Computerized timing has held promise to simplify the 2-day calculations, but the problems noted above are still there.


These difficulties have been a factor in my favoring the SJC going to a one-day format, at least for now, and going back to the relative simplicity of non-computerized timing.


The Ski to Sea race, because of its size and complexity, uses computerized timing and results generation.  Larry Bussinger may want to comment on their experience.


Lew, would you care to comment about our experience with the computer program for the SJC?


Bob Apter


From: SoundRowers@... [mailto:SoundRowers@...] On Behalf Of Michael Lampi
Sent: Friday, October 21, 2005 6:52 PM
To: SoundRowers@...
Subject: [SoundRowers] Re: Race timing


--- In SoundRowers@..., "Reivers" wrote:
> The finish line is the battle zone for the volunteers.  When I heard
> of the timer programs[...].  One of the programs uses multiple
hand-helds to record
> finishes, then when they are synchronized to the main laptop there is
> a way to arbitrate or make corrections.  This way you can use a
> couple of volunteers doing their thing at the finish line and pretty
> much capture most finishers in some way. 
> The finishes are easy for the hand-held.  The user just taps the boat
> number to capture time/place order of finish.  For larger races the
> user may have to page to the boat number.  One of these programs is a
> shareware deal.  So the only expense is the hand-held.  I guess that
> is a BIG only. 
> All this is great.  But Michael's observations are well considered. 
> I agree with him:  it's just probably not time for SR to get on this
> particular bleeding edge.  We need a real gung-ho race director with
> a stack of savvy volunteers to show us how. 
> Maybe we can corner Michael after a race and talk more.
> rd

A handheld PDA can be obtained quite cheaply these days, especially if
it is purchased from the used market. If the battery can be replaced
or supplemented so that it can last for the duration of the
registration process and the start and finishing of the race(s), then
it might be an option to be explored.

I have an older iPAQ and an ancient HP Jornada that could be used for
such things along with keyboards for each. Both would need replacement
batteries, unfortunately, as they would not be up to the task of
powering the PDA's for a long enough period of time. Yes, I *could*
take along their chargers and a UPS or two if that was the only
option, but that would be a pain in the posterior.

If a laptop were considered desirable for the data entry and results
editing, then we would probably be able to do that on most any laptop
without requiring the PDA keyboards - or possible in conjunction so
we could have multiple data entry positions at registration.

Zeke's program pretty much required a laptop only. I don't have one
available with adequate battery life or that is modern enough and
still expendable.
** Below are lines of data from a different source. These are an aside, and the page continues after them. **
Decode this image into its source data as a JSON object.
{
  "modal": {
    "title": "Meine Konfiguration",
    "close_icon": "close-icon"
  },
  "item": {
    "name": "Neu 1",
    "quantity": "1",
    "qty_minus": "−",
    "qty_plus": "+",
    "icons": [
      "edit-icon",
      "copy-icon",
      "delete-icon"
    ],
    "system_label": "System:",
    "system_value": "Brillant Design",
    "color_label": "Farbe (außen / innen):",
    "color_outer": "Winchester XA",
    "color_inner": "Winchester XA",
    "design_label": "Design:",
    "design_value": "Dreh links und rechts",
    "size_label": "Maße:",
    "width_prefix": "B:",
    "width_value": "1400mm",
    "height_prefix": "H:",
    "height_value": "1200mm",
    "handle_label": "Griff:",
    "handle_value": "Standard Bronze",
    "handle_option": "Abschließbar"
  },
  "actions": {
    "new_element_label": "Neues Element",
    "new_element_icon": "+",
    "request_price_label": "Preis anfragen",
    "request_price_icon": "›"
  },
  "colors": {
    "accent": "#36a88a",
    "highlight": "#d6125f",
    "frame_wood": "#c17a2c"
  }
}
A laptop at the finish line (end of a dock, etc.)
would also be a pain in the arm to hold onto.

The shareware timer programs I saw last year were pretty good, though
each had their own problems and none seemed to be able to sync with
other PDAs for merging results. Reivers, could you point me at them?

Otherwise, we do have some technically savvy folks around here who
might be cajoled into coming up with something. (Yeah, yeah. I'm a
software engineer, too, and could probably come up with something if
only I had the time.)

Anybody game to try?

--Michael Lampi

P.S. We could give this scheme a try at the winter series of races.